The nine year comment jarred something in me, and I went up dug up some old emails. And indeed, it was about nine years ago that my life completely collapsed. In the space of six months, you can go from a happy family man in a home with a car, at the peak of a comfortable career with a bright future ahead…to jobless, homeless, and down to the possessions you can fit in the passenger seat of a car. You really don’t want to think of such a situation as the beginning of a long slide downhill, but it was.

I did a lot of cool things in that long slide down, but there was no doubt that the wheel of fortune was well and truly pulling me down and getting ready to grind me but good. I can easily say the only reason I survived was that I had my Satori, my moment of enlightenment, just before it all went downhill. And in the midst of it, I was able to really make something out of that experience by embracing the practice of Stoicism. I found new ways to be happy. I wouldn’t give up any of those hardships I went through, they truly taught me to live.

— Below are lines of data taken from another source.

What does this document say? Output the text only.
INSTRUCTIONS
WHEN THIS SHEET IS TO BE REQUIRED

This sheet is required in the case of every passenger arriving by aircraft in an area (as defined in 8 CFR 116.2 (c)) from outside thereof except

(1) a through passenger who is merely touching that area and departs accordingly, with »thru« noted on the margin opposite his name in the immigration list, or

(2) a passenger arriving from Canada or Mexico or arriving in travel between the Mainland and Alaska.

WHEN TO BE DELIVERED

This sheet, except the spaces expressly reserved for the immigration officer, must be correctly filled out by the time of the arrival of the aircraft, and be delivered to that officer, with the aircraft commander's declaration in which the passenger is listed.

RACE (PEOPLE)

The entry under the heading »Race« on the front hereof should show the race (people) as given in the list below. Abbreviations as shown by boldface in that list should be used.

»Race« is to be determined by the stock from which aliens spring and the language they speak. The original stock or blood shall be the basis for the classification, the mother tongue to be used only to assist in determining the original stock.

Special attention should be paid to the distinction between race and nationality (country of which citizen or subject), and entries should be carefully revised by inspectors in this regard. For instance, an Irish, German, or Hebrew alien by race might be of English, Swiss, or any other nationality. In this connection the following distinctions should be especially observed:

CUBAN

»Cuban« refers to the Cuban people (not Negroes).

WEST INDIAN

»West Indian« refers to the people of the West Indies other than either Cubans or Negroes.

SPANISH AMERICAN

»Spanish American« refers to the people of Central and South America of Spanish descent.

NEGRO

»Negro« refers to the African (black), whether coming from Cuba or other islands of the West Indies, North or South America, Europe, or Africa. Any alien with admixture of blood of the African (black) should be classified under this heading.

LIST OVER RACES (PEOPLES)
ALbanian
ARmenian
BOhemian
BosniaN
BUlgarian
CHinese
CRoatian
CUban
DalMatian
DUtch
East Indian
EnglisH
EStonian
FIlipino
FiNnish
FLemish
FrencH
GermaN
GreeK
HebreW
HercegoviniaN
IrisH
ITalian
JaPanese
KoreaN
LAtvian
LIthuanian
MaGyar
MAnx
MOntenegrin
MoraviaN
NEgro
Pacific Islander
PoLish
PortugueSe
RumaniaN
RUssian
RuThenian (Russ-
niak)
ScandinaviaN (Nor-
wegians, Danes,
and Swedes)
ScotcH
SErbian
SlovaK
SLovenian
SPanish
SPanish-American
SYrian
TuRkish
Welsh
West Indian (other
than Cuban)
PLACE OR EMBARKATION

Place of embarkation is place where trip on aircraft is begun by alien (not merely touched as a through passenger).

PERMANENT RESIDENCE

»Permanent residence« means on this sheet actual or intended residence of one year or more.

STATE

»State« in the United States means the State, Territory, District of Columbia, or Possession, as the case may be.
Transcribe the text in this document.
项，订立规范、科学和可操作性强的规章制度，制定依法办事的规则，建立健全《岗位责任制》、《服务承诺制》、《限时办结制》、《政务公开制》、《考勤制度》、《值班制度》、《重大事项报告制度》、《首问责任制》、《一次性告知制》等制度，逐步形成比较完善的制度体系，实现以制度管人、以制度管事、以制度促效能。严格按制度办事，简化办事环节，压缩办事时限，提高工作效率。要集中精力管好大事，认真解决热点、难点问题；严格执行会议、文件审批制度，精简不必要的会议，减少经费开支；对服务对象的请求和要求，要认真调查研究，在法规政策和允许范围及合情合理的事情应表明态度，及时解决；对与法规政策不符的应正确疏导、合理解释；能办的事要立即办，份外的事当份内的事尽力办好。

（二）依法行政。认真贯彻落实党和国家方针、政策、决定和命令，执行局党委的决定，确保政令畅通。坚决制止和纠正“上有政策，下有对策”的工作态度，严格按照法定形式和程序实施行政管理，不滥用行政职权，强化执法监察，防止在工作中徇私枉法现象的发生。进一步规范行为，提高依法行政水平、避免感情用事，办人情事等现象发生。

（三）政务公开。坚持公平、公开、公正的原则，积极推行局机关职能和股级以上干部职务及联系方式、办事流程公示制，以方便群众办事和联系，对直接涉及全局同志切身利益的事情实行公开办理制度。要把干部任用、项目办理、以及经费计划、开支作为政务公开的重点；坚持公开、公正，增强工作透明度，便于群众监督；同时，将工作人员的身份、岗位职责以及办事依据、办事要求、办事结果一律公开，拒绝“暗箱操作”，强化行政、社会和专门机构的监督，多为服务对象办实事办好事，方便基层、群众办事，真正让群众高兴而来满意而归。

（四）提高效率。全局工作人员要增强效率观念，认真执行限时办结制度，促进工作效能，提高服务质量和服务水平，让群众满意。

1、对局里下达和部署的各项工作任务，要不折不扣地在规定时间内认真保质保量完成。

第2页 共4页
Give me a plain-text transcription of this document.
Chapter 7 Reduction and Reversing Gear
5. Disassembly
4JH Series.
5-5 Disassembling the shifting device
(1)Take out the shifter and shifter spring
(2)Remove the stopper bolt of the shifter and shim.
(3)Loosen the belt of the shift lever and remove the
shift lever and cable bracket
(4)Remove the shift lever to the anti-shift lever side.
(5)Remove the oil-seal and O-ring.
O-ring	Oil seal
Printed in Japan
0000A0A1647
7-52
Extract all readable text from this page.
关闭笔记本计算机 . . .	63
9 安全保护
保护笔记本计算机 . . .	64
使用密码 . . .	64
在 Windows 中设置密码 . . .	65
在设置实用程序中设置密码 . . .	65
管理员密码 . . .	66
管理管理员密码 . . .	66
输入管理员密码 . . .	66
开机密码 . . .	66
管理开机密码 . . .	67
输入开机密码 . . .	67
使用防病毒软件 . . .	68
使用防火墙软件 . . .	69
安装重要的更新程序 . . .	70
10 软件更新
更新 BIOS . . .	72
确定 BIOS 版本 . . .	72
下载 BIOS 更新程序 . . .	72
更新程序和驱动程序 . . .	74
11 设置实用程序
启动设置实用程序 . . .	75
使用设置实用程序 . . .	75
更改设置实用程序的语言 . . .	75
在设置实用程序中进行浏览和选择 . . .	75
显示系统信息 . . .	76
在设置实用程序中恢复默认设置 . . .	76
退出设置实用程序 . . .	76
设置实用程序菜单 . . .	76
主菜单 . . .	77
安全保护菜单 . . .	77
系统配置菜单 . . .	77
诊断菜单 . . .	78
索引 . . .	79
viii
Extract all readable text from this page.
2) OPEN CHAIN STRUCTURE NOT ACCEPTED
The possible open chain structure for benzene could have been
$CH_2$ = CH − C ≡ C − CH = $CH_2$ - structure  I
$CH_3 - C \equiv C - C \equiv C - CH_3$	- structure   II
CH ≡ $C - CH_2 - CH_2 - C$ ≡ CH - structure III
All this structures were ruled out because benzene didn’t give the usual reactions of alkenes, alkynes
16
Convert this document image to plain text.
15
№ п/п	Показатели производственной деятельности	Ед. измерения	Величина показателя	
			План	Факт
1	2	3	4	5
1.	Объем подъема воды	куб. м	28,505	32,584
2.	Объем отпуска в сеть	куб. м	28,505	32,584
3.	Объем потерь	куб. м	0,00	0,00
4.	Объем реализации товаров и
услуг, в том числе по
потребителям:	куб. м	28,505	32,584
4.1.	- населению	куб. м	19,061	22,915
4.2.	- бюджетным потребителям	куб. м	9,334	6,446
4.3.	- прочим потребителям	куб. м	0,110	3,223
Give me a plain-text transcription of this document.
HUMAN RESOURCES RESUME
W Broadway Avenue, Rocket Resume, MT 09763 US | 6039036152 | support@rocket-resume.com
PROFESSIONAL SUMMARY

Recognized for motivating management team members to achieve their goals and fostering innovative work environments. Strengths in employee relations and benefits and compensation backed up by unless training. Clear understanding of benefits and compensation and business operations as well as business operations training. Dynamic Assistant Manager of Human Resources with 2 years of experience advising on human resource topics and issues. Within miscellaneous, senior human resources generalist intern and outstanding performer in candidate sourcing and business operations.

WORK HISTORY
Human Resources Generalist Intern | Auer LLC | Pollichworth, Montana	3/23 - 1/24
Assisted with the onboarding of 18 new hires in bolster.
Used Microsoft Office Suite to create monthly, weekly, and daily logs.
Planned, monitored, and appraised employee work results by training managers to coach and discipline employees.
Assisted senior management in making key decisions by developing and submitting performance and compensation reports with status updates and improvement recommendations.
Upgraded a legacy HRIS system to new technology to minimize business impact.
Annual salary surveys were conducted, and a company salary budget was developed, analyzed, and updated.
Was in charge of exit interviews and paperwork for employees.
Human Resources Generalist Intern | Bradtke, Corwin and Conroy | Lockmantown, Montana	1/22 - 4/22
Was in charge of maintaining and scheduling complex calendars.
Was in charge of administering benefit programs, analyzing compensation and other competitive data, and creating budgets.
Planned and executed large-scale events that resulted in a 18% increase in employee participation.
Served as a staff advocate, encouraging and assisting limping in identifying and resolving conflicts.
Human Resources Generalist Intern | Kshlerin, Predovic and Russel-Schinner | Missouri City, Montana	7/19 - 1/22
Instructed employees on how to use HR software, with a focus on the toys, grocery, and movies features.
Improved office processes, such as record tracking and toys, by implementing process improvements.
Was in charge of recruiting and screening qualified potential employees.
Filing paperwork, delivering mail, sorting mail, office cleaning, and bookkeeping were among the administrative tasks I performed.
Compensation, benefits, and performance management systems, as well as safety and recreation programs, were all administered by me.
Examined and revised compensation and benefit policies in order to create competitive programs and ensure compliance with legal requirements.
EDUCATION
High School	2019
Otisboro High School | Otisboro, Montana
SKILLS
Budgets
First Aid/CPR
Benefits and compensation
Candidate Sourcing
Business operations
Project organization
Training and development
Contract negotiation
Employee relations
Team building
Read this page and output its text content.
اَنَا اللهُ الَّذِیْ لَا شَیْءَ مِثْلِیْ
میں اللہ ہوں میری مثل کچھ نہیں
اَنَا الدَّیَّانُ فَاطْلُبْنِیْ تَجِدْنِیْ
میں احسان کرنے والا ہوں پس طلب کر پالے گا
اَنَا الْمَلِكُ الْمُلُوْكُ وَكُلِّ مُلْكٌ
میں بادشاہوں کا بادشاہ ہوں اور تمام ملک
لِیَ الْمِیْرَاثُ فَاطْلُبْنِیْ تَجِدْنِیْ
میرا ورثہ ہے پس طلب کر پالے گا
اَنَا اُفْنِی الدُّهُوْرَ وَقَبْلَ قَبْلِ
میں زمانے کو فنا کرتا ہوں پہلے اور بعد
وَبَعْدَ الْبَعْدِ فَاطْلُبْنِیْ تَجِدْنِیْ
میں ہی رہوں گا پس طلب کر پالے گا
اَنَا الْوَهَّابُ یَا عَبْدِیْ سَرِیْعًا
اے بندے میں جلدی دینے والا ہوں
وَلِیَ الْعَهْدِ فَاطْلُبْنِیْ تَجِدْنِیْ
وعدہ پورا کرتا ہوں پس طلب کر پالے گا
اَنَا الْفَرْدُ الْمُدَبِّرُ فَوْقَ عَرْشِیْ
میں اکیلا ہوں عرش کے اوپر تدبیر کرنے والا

The wheel is turning again now, and there are a lot of new things coming up, and a lot of old things falling by the wayside. It’s a hell of thing to discover confidence in yourself. It’s kinda like having the training wheels taken off of a bike. It feels damned wobbly at first, but you can tell it’s the right thing.

The next four weeks are going to be a bit of a life changer for me. This weekend I’m off to Cascadia North, and teaching a group for the first time some of the things I cover in my personal training. I’ve got an easy format planned for it. If it works out well I’ll know I can teach it elsewhere.

The following weeks are all going to be tied up with the wedding and honeymoon…life is pretty good!